On June 20, a Missouri state trial court ruled that an initiative petition on the subject of abortion may begin to circulate, even though the Attorney General had rejected the paperwork. State law says the Attorney General has certain responsibilities to approve the form of initiative petitions, but that only the Auditor may calculate how much the initiative would cost taxpayers if it passed. The Auditor had ruled some time ago that the initiative, if passed, would cost the state $51,000. But the Attorney General tried to reject that estimate, saying the state would lose billions in tax revenue if the measure passed, because a certain class of taxpayers would not be born.
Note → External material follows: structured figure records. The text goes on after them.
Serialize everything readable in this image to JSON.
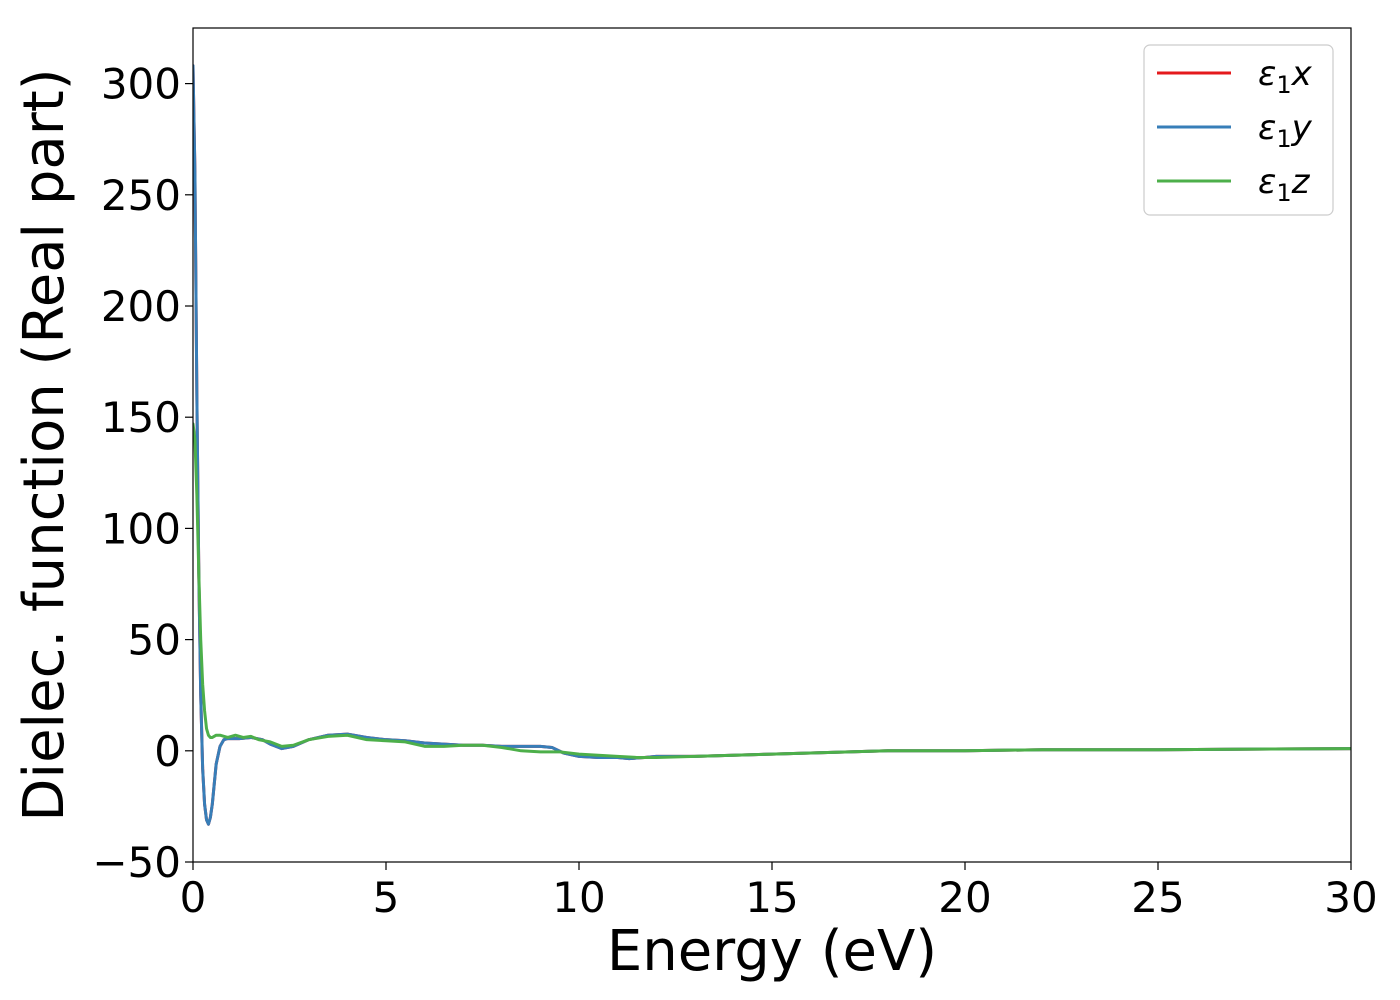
{
  "chart_data": {
    "type": "line",
    "title": "",
    "xlabel": "Energy (eV)",
    "ylabel": "Dielec. function (Real part)",
    "xlim": [
      0,
      30
    ],
    "ylim": [
      -50,
      325
    ],
    "xticks": [
      0,
      5,
      10,
      15,
      20,
      25,
      30
    ],
    "xtick_labels": [
      "0",
      "5",
      "10",
      "15",
      "20",
      "25",
      "30"
    ],
    "yticks": [
      -50,
      0,
      50,
      100,
      150,
      200,
      250,
      300
    ],
    "ytick_labels": [
      "−50",
      "0",
      "50",
      "100",
      "150",
      "200",
      "250",
      "300"
    ],
    "grid": false,
    "legend_position": "top-right",
    "series": [
      {
        "name": "ε₁x",
        "legend_base": "ε",
        "legend_sub": "1",
        "legend_suffix": "x",
        "color": "#e41a1c",
        "x": [
          0,
          0.05,
          0.1,
          0.15,
          0.2,
          0.25,
          0.3,
          0.35,
          0.4,
          0.45,
          0.5,
          0.55,
          0.6,
          0.7,
          0.8,
          0.9,
          1.0,
          1.2,
          1.5,
          1.8,
          2.0,
          2.3,
          2.6,
          3.0,
          3.5,
          4.0,
          4.5,
          5.0,
          5.5,
          6.0,
          6.5,
          7.0,
          7.5,
          8.0,
          8.5,
          9.0,
          9.3,
          9.6,
          10.0,
          10.5,
          11.0,
          11.3,
          11.7,
          12.0,
          13.0,
          14.0,
          15.0,
          16.0,
          17.0,
          18.0,
          20.0,
          22.0,
          25.0,
          28.0,
          30.0
        ],
        "y": [
          308,
          260,
          160,
          80,
          25,
          -8,
          -24,
          -31,
          -33,
          -30,
          -24,
          -15,
          -6,
          2,
          5,
          5.5,
          5.5,
          5.5,
          6,
          5,
          3,
          1,
          2,
          5,
          7,
          7.5,
          6,
          5,
          4.5,
          3.5,
          3,
          2.5,
          2.5,
          2,
          2,
          2,
          1.5,
          -1,
          -2.5,
          -3,
          -3,
          -3.5,
          -3,
          -2.5,
          -2.5,
          -2,
          -1.5,
          -1,
          -0.5,
          0,
          0,
          0.5,
          0.5,
          0.8,
          1
        ]
      },
      {
        "name": "ε₁y",
        "legend_base": "ε",
        "legend_sub": "1",
        "legend_suffix": "y",
        "color": "#377eb8",
        "x": [
          0,
          0.05,
          0.1,
          0.15,
          0.2,
          0.25,
          0.3,
          0.35,
          0.4,
          0.45,
          0.5,
          0.55,
          0.6,
          0.7,
          0.8,
          0.9,
          1.0,
          1.2,
          1.5,
          1.8,
          2.0,
          2.3,
          2.6,
          3.0,
          3.5,
          4.0,
          4.5,
          5.0,
          5.5,
          6.0,
          6.5,
          7.0,
          7.5,
          8.0,
          8.5,
          9.0,
          9.3,
          9.6,
          10.0,
          10.5,
          11.0,
          11.3,
          11.7,
          12.0,
          13.0,
          14.0,
          15.0,
          16.0,
          17.0,
          18.0,
          20.0,
          22.0,
          25.0,
          28.0,
          30.0
        ],
        "y": [
          308,
          260,
          160,
          80,
          25,
          -8,
          -24,
          -31,
          -33,
          -30,
          -24,
          -15,
          -6,
          2,
          5,
          5.5,
          5.5,
          5.5,
          6,
          5,
          3,
          1,
          2,
          5,
          7,
          7.5,
          6,
          5,
          4.5,
          3.5,
          3,
          2.5,
          2.5,
          2,
          2,
          2,
          1.5,
          -1,
          -2.5,
          -3,
          -3,
          -3.5,
          -3,
          -2.5,
          -2.5,
          -2,
          -1.5,
          -1,
          -0.5,
          0,
          0,
          0.5,
          0.5,
          0.8,
          1
        ]
      },
      {
        "name": "ε₁z",
        "legend_base": "ε",
        "legend_sub": "1",
        "legend_suffix": "z",
        "color": "#4daf4a",
        "x": [
          0,
          0.05,
          0.1,
          0.15,
          0.2,
          0.25,
          0.3,
          0.35,
          0.4,
          0.45,
          0.5,
          0.6,
          0.7,
          0.9,
          1.1,
          1.3,
          1.5,
          1.7,
          2.0,
          2.3,
          2.6,
          3.0,
          3.5,
          4.0,
          4.5,
          5.0,
          5.5,
          6.0,
          6.5,
          7.0,
          7.5,
          8.0,
          8.5,
          9.0,
          9.5,
          10.0,
          10.5,
          11.0,
          11.5,
          12.0,
          13.0,
          14.0,
          15.0,
          16.0,
          17.0,
          18.0,
          20.0,
          22.0,
          25.0,
          28.0,
          30.0
        ],
        "y": [
          147,
          140,
          115,
          80,
          50,
          30,
          18,
          10,
          7,
          6,
          6,
          7,
          7,
          6,
          7,
          6,
          6.5,
          5,
          4,
          2,
          2.5,
          5,
          6.5,
          7,
          5,
          4.5,
          4,
          2,
          2,
          2.5,
          2.5,
          1.5,
          0,
          -0.5,
          -0.5,
          -1.5,
          -2,
          -2.5,
          -3,
          -3,
          -2.5,
          -2,
          -1.5,
          -1,
          -0.5,
          0,
          0,
          0.5,
          0.5,
          0.8,
          1
        ]
      }
    ]
  }
}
The court ruled that the Attorney General cannot interfere with the Auditor’s cost. Thanks to Ken Bush for the news.


Comments

Missouri State Court Rules in Favor of Letting Initiative on Abortion Start to Circulate — 6 Comments

  1. Different economic assumptions can result in different cost estimates. When ballot initiatives get approved for the ballot, pro and con supporters should be permitted to publish separate estimates, and let the voters decide.
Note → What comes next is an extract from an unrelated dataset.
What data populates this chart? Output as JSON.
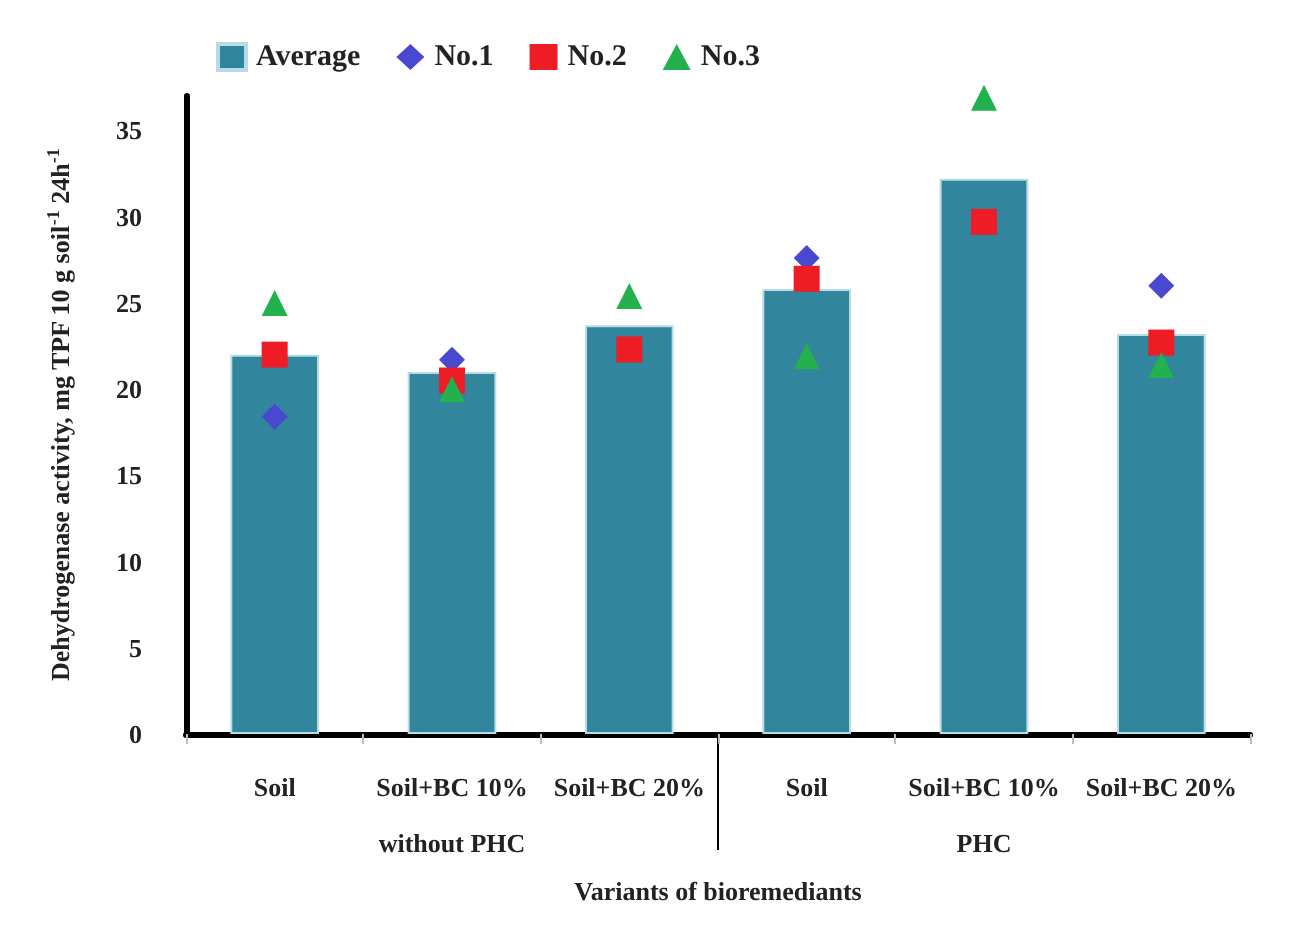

  2. Who would be the official holder of the con position? There can be many people or groups which oppose something for a variety of different reasons. They may have different estimates. Which one gets to be officially the one published in such a case?

  3. All the laws are vague. If they weren’t, they would not require judicial interpretation. I’d ask how such a system makes sense again, but no one ever answers.

  4. COURTS NOW DECLARING VAGUE LAWS AS UN-CONSTITUTIONAL

    https://constitution.congress.gov/browse/essay/amdt1-2-2-2/ALDE_00000736/
    —-
    U.S. v Davis, 588 US _ (24 June 2019)

    Slip op p. 4
    II
    Our doctrine prohibiting the enforcement of vague laws rests on the twin constitutional pillars of due process and separation of powers. See Dimaya, 584 U. S., at ___–___ (plurality opinion) (slip op., at 4–5); id., at ___–___
    Slip op p. 5
    (GORSUCH, J., concurring in part and concurring in judgment) (slip op., at 2–9). Vague laws contravene the “first essential of due process of law” that statutes must give people “of common intelligence” fair notice of what the law demands of them. Connally v. General Constr. Co., 269 U. S. 385, 391 (1926); see Collins v. Kentucky, 234 U. S. 634, 638 (1914). Vague laws also undermine the Constitution’s separation of powers and the democratic self-governance it aims to protect. Only the people’s elected representatives in the legislature are authorized to “make an act a crime.” United States v. Hudson, 7 Cranch 32, 34 (1812). Vague statutes threaten to hand responsibility for defining crimes to relatively unaccountable police, prosecutors, and judges, eroding the people’s ability to oversee the creation of the laws they are expected to abide. See Kolender v. Lawson, 461 U. S. 352, 357–358, and n. 7 (1983); United States v. L. Cohen Grocery Co., 255 U. S. 81, 89–91 (1921); United States v. Reese, 92 U. S. 214, 221 (1876).
    —-
    HOW MANY VAGUE LAWS IN TYRANT RUSSIA – ESP RE A-N-Y DISOBEY/REBEL STUFF ???

  5. Clearly not. If laws weren’t vague, courts and lawyers would have far less to do than currently, no less in Russia than in the United States. As for tyranny, again, you get a vastly distorted picture from American propaganda.